Free exchange | Monetary policy

What's wrong with the Fed?

Something is amiss

By R.A. | LONDON

LET'S put a slightly finer point on the argument in the previous post. The Fed technically has a three-part mandate: "maximum employment, stable prices, and moderate long-term interest rates". In January of 2012, the Fed basically defined what it thought its real mandate is as: 2% annual inflation (as measured by the price index for personal consumption expenditures) and as close to maximum employment (which it is free to define for itself) as it can get.

Since the Fed made this declaration, PCE inflation has been below target roughly 90% of the time. It was just 0.9% in the most recent data release, and markets believe inflation will remain below target for the foreseeable future.

Since the Fed made this declaration, the gap between the unemployment rate and the Fed's estimate of "maximum employment" has shrunk from a range of 2.2-3.0 percentage points to a range of 1.1-1.5 percentage points. The Fed still anticipates that the gap will not be closed entirely until 2016, at which point the Fed would have failed to provide maximum employment for eight full years.

This is an extraordinary period of time during which the Fed has failed to meet even the rather lax definition of the mandate it has set for itself by a rather substantial margin. How can we explain this? Some possibilities are:

1) The Fed is technically unable to meet its mandate.
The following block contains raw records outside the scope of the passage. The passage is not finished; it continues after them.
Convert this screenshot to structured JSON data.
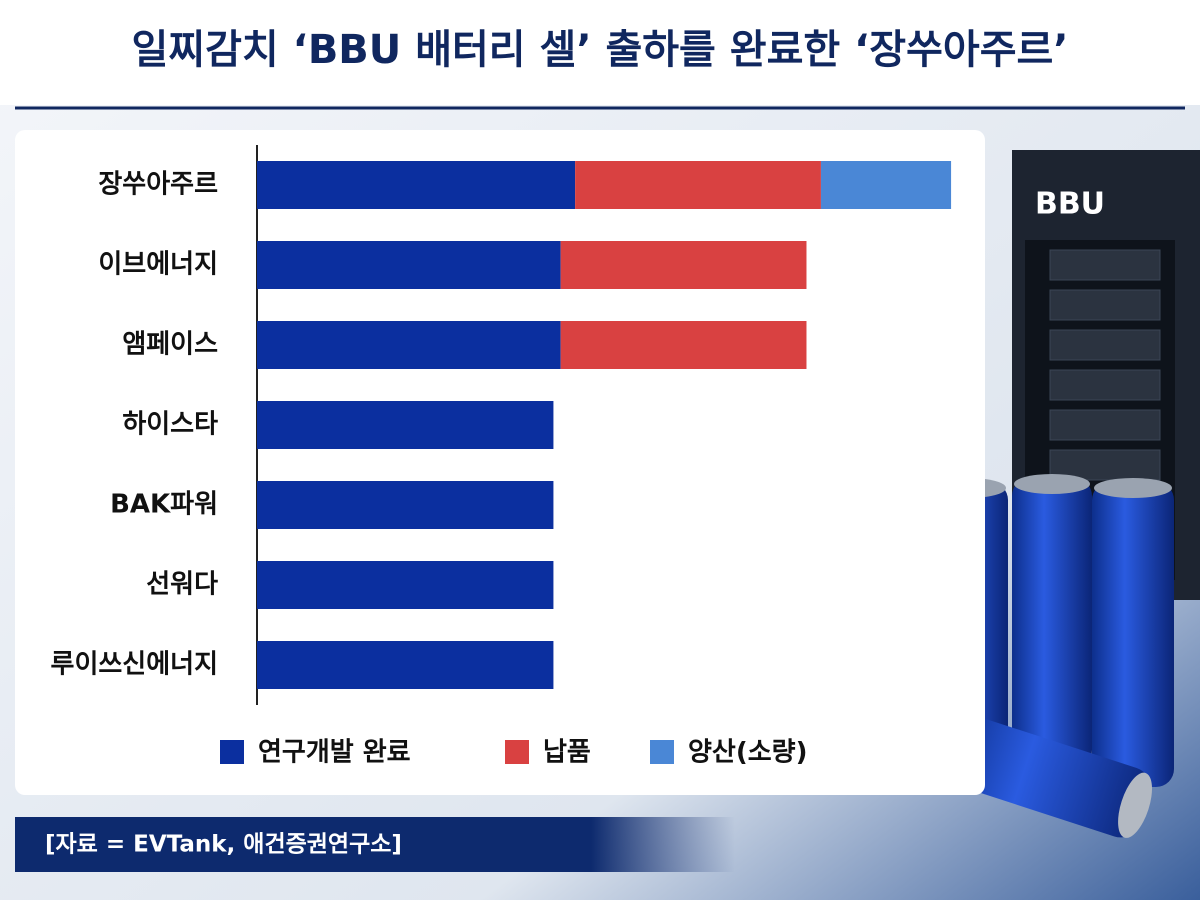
{
  "chart_data": {
    "type": "stacked-bar-horizontal",
    "title": "일찌감치 ‘BBU 배터리 셀’ 출하를 완료한 ‘장쑤아주르’",
    "categories": [
      "장쑤아주르",
      "이브에너지",
      "앰페이스",
      "하이스타",
      "BAK파워",
      "선워다",
      "루이쓰신에너지"
    ],
    "series": [
      {
        "name": "연구개발 완료",
        "color": "#0b2f9f",
        "values": [
          44,
          42,
          42,
          41,
          41,
          41,
          41
        ]
      },
      {
        "name": "납품",
        "color": "#d94141",
        "values": [
          34,
          34,
          34,
          null,
          null,
          null,
          null
        ]
      },
      {
        "name": "양산(소량)",
        "color": "#4a87d6",
        "values": [
          18,
          null,
          null,
          null,
          null,
          null,
          null
        ]
      }
    ],
    "xlim": [
      0,
      100
    ],
    "source": "[자료 =  EVTank, 애건증권연구소]",
    "illustration_label": "BBU"
  }
}
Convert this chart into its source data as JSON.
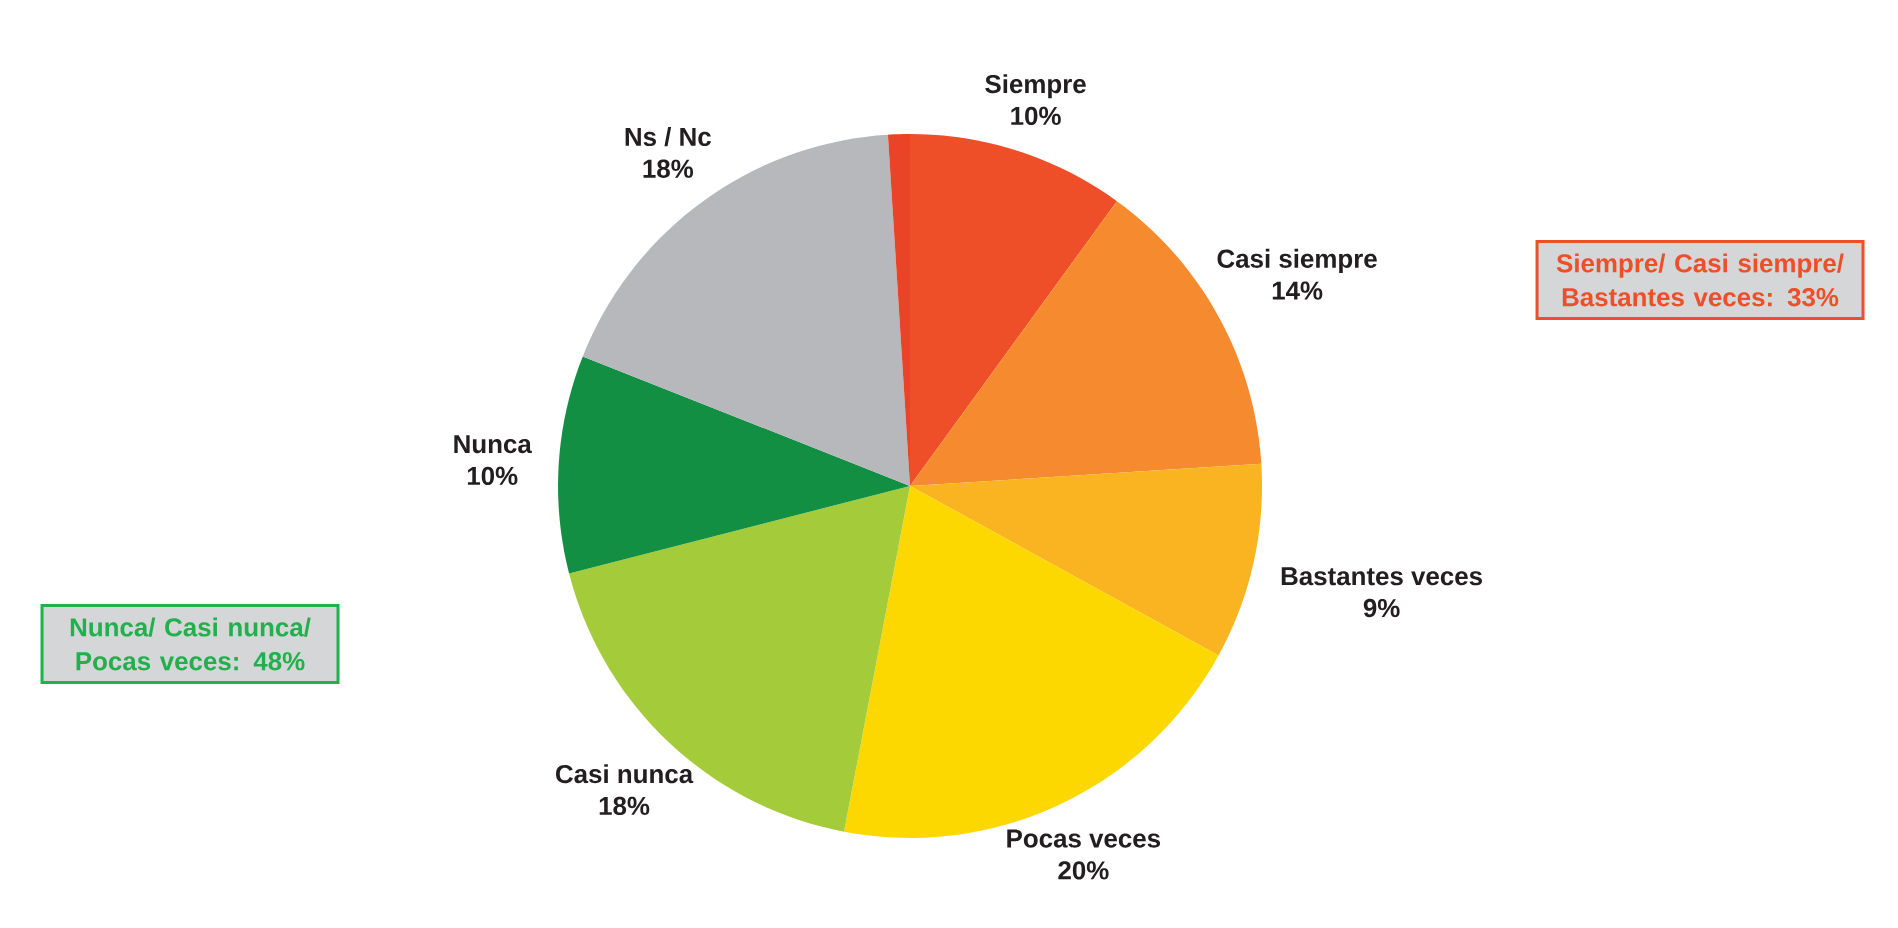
{
  "chart_data": {
    "type": "pie",
    "categories": [
      "Siempre",
      "Casi siempre",
      "Bastantes veces",
      "Pocas veces",
      "Casi nunca",
      "Nunca",
      "Ns / Nc",
      null
    ],
    "values": [
      10,
      14,
      9,
      20,
      18,
      10,
      18,
      1
    ],
    "value_labels": [
      "10%",
      "14%",
      "9%",
      "20%",
      "18%",
      "10%",
      "18%",
      null
    ],
    "colors": [
      "#ee4e28",
      "#f58a2e",
      "#fbb421",
      "#fdd800",
      "#a4cc3a",
      "#138f43",
      "#b6b8bb",
      "#ea4428"
    ],
    "annotations": [
      "Siempre/ Casi siempre/ Bastantes veces: 33%",
      "Nunca/ Casi nunca/ Pocas veces: 48%"
    ]
  }
}
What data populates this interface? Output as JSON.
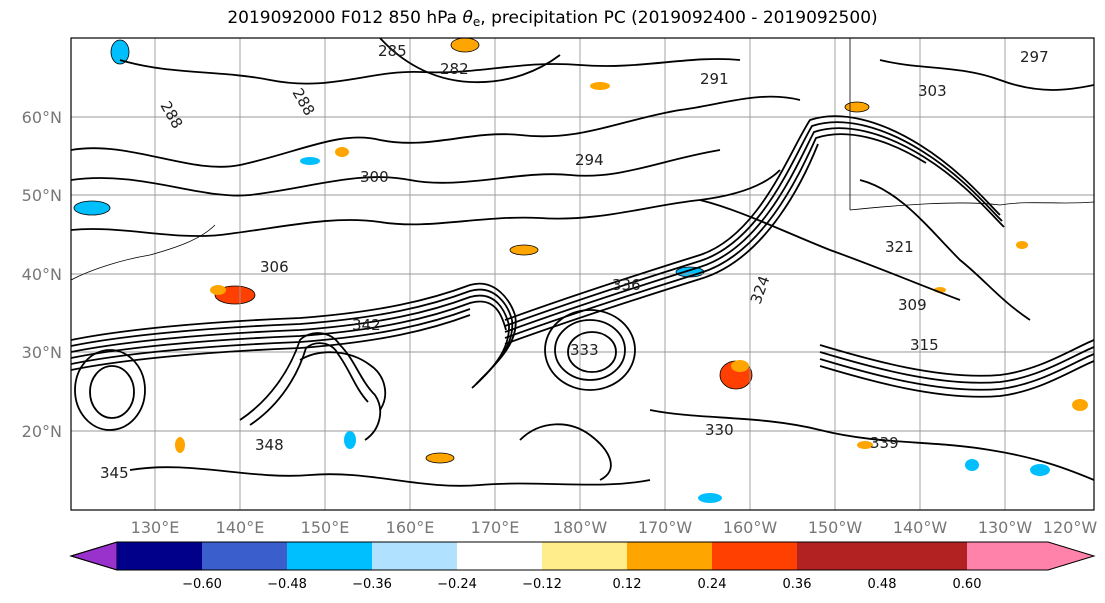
{
  "title": {
    "prefix": "2019092000 F012 850 hPa ",
    "theta": "θ",
    "theta_sub": "e",
    "suffix": ", precipitation PC (2019092400 - 2019092500)"
  },
  "map": {
    "lon_ticks": [
      "130°E",
      "140°E",
      "150°E",
      "160°E",
      "170°E",
      "180°W",
      "170°W",
      "160°W",
      "150°W",
      "140°W",
      "130°W",
      "120°W"
    ],
    "lat_ticks": [
      "60°N",
      "50°N",
      "40°N",
      "30°N",
      "20°N"
    ],
    "contour_labels": [
      "285",
      "282",
      "288",
      "291",
      "288",
      "294",
      "303",
      "300",
      "306",
      "321",
      "336",
      "342",
      "345",
      "348",
      "339",
      "324",
      "315",
      "309",
      "330",
      "333",
      "297"
    ]
  },
  "colorbar": {
    "colors": [
      "#9932CC",
      "#00008B",
      "#3A5FCD",
      "#00BFFF",
      "#B0E2FF",
      "#FFFFFF",
      "#FFEC8B",
      "#FFA500",
      "#FF4000",
      "#B22222",
      "#FF82AB"
    ],
    "tick_labels": [
      "−0.60",
      "−0.48",
      "−0.36",
      "−0.24",
      "−0.12",
      "0.12",
      "0.24",
      "0.36",
      "0.48",
      "0.60"
    ]
  }
}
2) The Fed is staffed by incompetents.

3) The Fed is actually pursuing a goal outside its mandate without explaining what that goal is and what the justification is for pursuing it.

4) America's statistics are all wrong. The Fed knows this but has refused to tell anyone else.

Whichever of the above you favour as an explanation, it suggests a need for meaningful reform, either to the personnel at the Fed or to the distribution of macroeconomic responsibilities across government.